All’origine degli anglicismi legislativi aggiungerei anche regolamenti, direttive e altro dell’UE, o meglio, i media che fanno riferimento ai comunicati stampa o altre fonti in inglese anziché usare la documentazione italiana (nelle istituzioni europee c’è un enorme sforzo per denominare in italiano ogni nuovo concetto giuridico). Qui nel blog ho vari esempi, ad es. in ambito migrazione hotspot e relocation.
Ridimensionerei invece il ruolo delle multinazionali: che interesse avrebbero a imporre terminologia inglese?
Visto che l’hai citata: Cos’è la gig economy (di tutti i miei post, uno dei più visualizzati).
Legato:
La traduzione più appropriata che mi viene in mente è “sicofante”, anche se ha acquistato una connotazione negativa.
Se invece si cerca un termine connotato positivamente, mi piacerebbe venisse usato “parresiasta”. Il significato non è completamente sovrapponibile, ma porta con sé l’idea del rischio che si è pronti ad assumere rivelando la verità per il bene della comunità. E’ un po’ troppo “fuori moda”?
(E’ la prima volta che intervengo su questo blog, anche se lo seguo con interesse ormai da diverso tempo. Ne approfitto quindi per fare i complimenti al lavoro di Licia)
Licia:
@Legato, grazie, mi fa molto piacere che i lettori mi facciano sapere cosa pensano del blog. 😊
E grazie anche per avermi fatto imparare una parola nuova, parresiasta.
Voce parresia dal Dal Vocabolario Treccani: [dal gr. παρρησία «libertà di parola»]. – Schiettezza, franchezza; estens., libertà di parola eccessiva, sfrenata.
Ci sono vari fattori che possono determinare il successo di una parola (cfr.
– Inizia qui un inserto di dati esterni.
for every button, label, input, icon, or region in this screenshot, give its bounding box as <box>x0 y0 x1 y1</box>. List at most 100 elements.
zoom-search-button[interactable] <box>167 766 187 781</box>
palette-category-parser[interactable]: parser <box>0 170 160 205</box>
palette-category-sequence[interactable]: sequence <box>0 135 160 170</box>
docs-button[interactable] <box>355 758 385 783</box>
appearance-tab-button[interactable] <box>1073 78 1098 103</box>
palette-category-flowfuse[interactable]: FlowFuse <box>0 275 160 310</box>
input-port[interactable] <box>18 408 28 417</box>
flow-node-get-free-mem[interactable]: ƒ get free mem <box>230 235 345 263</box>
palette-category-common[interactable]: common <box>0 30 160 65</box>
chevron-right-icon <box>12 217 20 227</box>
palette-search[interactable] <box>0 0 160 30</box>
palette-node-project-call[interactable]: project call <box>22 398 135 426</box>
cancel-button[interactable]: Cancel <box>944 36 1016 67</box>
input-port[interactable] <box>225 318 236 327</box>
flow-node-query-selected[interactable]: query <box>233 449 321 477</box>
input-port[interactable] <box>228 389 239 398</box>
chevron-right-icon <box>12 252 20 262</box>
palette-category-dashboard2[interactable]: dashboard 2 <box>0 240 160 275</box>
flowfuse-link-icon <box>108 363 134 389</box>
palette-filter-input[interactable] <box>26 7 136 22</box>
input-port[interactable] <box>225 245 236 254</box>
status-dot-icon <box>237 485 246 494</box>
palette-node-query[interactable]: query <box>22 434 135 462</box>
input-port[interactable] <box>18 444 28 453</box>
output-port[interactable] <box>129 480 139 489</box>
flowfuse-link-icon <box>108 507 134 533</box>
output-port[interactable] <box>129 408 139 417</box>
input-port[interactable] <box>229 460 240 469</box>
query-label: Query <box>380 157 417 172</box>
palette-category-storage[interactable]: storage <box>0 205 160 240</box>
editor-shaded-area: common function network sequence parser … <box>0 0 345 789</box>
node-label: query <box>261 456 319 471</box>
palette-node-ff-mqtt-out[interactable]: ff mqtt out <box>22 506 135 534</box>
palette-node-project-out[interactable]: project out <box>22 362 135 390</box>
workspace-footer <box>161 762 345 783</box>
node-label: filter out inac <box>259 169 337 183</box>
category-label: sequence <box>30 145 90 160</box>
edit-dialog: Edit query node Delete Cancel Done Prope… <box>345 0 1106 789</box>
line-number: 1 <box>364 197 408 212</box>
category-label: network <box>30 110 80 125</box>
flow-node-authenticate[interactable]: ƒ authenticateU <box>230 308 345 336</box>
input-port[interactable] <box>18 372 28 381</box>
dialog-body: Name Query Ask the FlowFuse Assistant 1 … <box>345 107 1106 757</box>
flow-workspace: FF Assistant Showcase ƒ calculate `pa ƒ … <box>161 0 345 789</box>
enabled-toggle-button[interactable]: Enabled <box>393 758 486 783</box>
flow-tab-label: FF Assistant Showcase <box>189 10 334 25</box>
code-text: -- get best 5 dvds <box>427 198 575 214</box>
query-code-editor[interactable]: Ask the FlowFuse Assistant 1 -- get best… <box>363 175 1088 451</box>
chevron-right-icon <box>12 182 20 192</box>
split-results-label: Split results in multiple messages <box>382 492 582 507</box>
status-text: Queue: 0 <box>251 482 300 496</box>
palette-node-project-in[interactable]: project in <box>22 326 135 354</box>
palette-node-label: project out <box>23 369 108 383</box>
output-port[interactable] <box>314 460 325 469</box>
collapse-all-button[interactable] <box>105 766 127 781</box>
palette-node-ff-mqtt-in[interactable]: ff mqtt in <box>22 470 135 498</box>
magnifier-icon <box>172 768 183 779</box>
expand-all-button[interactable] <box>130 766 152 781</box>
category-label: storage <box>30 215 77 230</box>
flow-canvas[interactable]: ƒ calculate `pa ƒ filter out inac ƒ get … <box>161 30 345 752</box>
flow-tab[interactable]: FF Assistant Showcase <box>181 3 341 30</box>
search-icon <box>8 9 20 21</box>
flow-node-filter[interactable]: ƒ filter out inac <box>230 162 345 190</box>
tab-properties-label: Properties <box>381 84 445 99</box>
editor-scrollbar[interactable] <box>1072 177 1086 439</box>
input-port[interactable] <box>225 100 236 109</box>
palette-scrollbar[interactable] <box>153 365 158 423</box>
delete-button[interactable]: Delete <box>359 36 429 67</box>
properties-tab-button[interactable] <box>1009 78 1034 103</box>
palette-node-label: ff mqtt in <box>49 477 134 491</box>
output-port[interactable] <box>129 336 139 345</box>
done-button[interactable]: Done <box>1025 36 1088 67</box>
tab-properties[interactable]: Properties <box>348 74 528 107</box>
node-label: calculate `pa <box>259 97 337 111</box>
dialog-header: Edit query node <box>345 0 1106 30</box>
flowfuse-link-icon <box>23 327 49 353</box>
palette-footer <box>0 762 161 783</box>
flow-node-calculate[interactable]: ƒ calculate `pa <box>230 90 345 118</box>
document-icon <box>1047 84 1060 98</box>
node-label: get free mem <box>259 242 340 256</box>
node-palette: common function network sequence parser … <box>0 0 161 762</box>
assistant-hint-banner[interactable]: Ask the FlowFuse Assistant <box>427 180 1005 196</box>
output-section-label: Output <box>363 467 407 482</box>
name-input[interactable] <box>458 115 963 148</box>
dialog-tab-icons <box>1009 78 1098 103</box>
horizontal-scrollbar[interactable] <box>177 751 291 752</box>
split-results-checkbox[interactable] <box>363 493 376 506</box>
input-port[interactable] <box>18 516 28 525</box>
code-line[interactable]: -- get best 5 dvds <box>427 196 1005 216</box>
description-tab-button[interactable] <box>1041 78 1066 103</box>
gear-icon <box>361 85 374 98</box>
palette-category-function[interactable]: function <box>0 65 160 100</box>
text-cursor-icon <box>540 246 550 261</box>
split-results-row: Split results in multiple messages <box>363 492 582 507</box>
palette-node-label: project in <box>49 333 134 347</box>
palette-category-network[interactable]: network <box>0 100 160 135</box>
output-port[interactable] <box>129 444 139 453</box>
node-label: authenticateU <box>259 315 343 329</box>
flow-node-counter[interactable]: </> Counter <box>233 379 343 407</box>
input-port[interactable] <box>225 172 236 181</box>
Occasionalismi o neologismi?). Tra questi, è importante la trasparenza: le parole che si capiscono senza spiegazioni e che per questo possono essere ricordate facilmente hanno maggiore possibilità di successo. Temo che parresiasta non abbia questa qualità. Mi pare inoltre che descriva il carattere della persona: è sempre così. Il whistleblower invece è definito dalla particolare azione che si ritrova a fare, può darsi per la prima e l’ultima volta nella vita.
Come hai già evidenziato, la parola colta sicofante nel suo significato esteso ha connotazioni negative che la avvicinano a delatore, calunniatore o spia e quindi la rendono inutilizzabile per rendere whistleblower.